The Reformed tradition differs sharply from Roman Catholicism on this point and reflects the Augustinian view that both evil desire and evil deeds must be regarded as thoroughly sinful. For example, The Heidelberg Catechism, Question 10, addressing Adam’s federal headship and the imputation of his sin to all humanity, asks this: “Will God suffer such disobedience and apostasy to go unpunished?” It answers:
By no means (Psalm 5:5); but He is terribly displeased with our inborn as well as actual sins (Romans 1:18; Deut. 27:15; Hebrews 9:27), and will punish them in just judgment in time and eternity, as He has declared: Cursed is every one that continues not in all things which are written in the book of the law, to do them (Deut. 27:26; Gal. 3:10).
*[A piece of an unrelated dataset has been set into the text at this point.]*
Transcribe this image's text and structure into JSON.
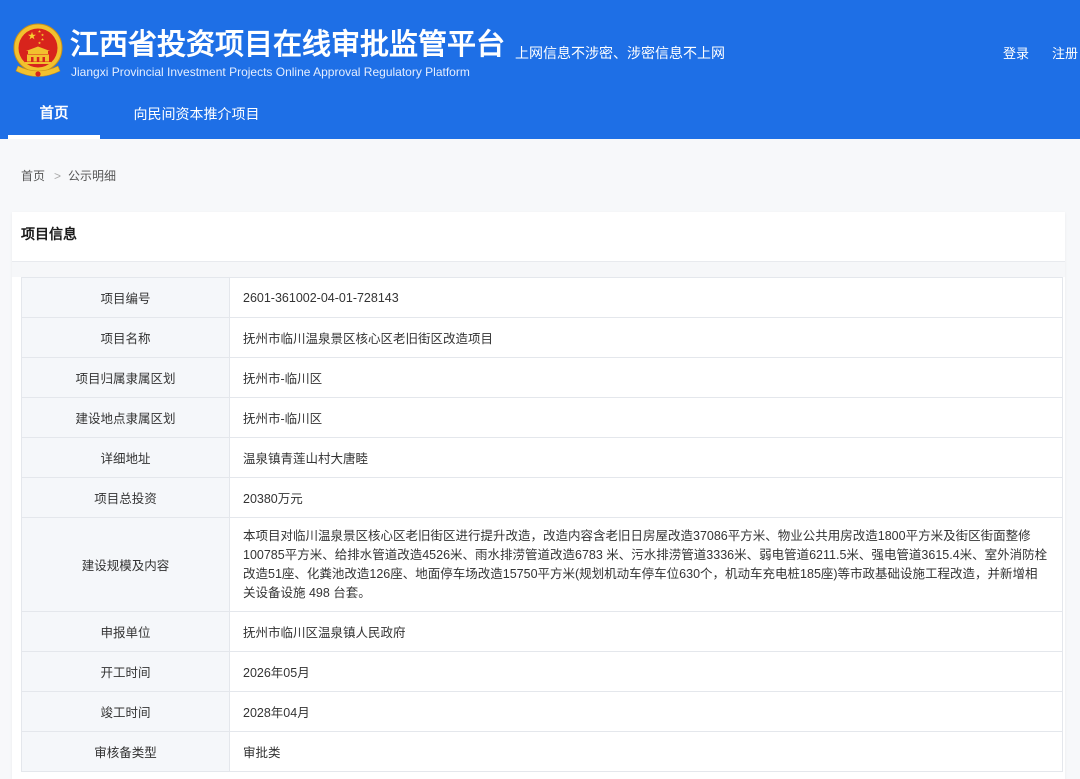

It matters not whether the desire for evil is involuntary or voluntary. The standard of rightness for a desire is God’s law, not the chosenness of the desire.
Perhaps the classic expression of this comes from John Calvin, who also acknowledges his explicit appropriation of Augustine on the point in 3.3.10 of his Institutes:
We hold that there is always sin in the saints, until they are freed from their mortal frame, because depraved concupiscence resides in their flesh, and is at variance with rectitude. Augustine himself does not always refrain from using the name of sin, as when he says, “Paul gives the name of sin to that carnal concupiscence from which all sins arise. This in regard to the saints loses its dominion in this world, and is destroyed in heaven.” In these words he admits that believers, in so far as they are liable to carnal concupiscence, are chargeable with sin.
The proper understanding of Augustine is still a point of contention between Protestants and Catholics. We do not wish to resolve that debate here. We simply make the point that the Reformed appropriation of Augustine’s doctrine of concupiscence differs from that of Roman Catholics, and it has been that way for half a millennium.
The theological roots of our differences with Belgau run deep. We Reformed Protestants believe that original sin, actual sin, and indwelling sin all condemn us. We know that for some of us, same-sex desire is Adam’s thumbprint on our lives. We do not believe that baptism removes original sin. Nor do we believe that redemption in Christ makes all effects of our sinful nature disappear. Redemption gives us ransom and Christ’s power and compassion to fight against our sinful nature, but until the final consummation we groan, struggling against indwelling sin and longing to be clothed with our dwelling from heaven (2 Cor. 5:2).
The gay Christian movement limits the extent of the fall. The dangers of this error must not be underestimated. As Joel Beeke put it,
Limiting the extent of the fall by exempting some aspect of man’s being from its effects opens the way for fallen man to be his own savior. If his intellect is not darkened, then he can find salvation by the use of reason and improve himself through education. If his will is not enslaved, then man has the final say in his salvation, quite apart from God’s will. If man’s body does not bear the marks of the fall, then defects, deformities, disease, aging, and death are natural and normal for our race, not evils to be opposed and overcome or enemies Christ died to defeat. Let us ask God to show us ever more profoundly the tragic results of our fall, that we might understand ever more profoundly the amazing wonders of the gospel.
Our division is the difference between a Reformed Protestant anthropology and a Roman Catholic one, and we remain convinced that the former is the one most faithful to scripture.
[Editor’s note: One or more original URLs (links) referenced in this article are no longer valid; those links have been removed.]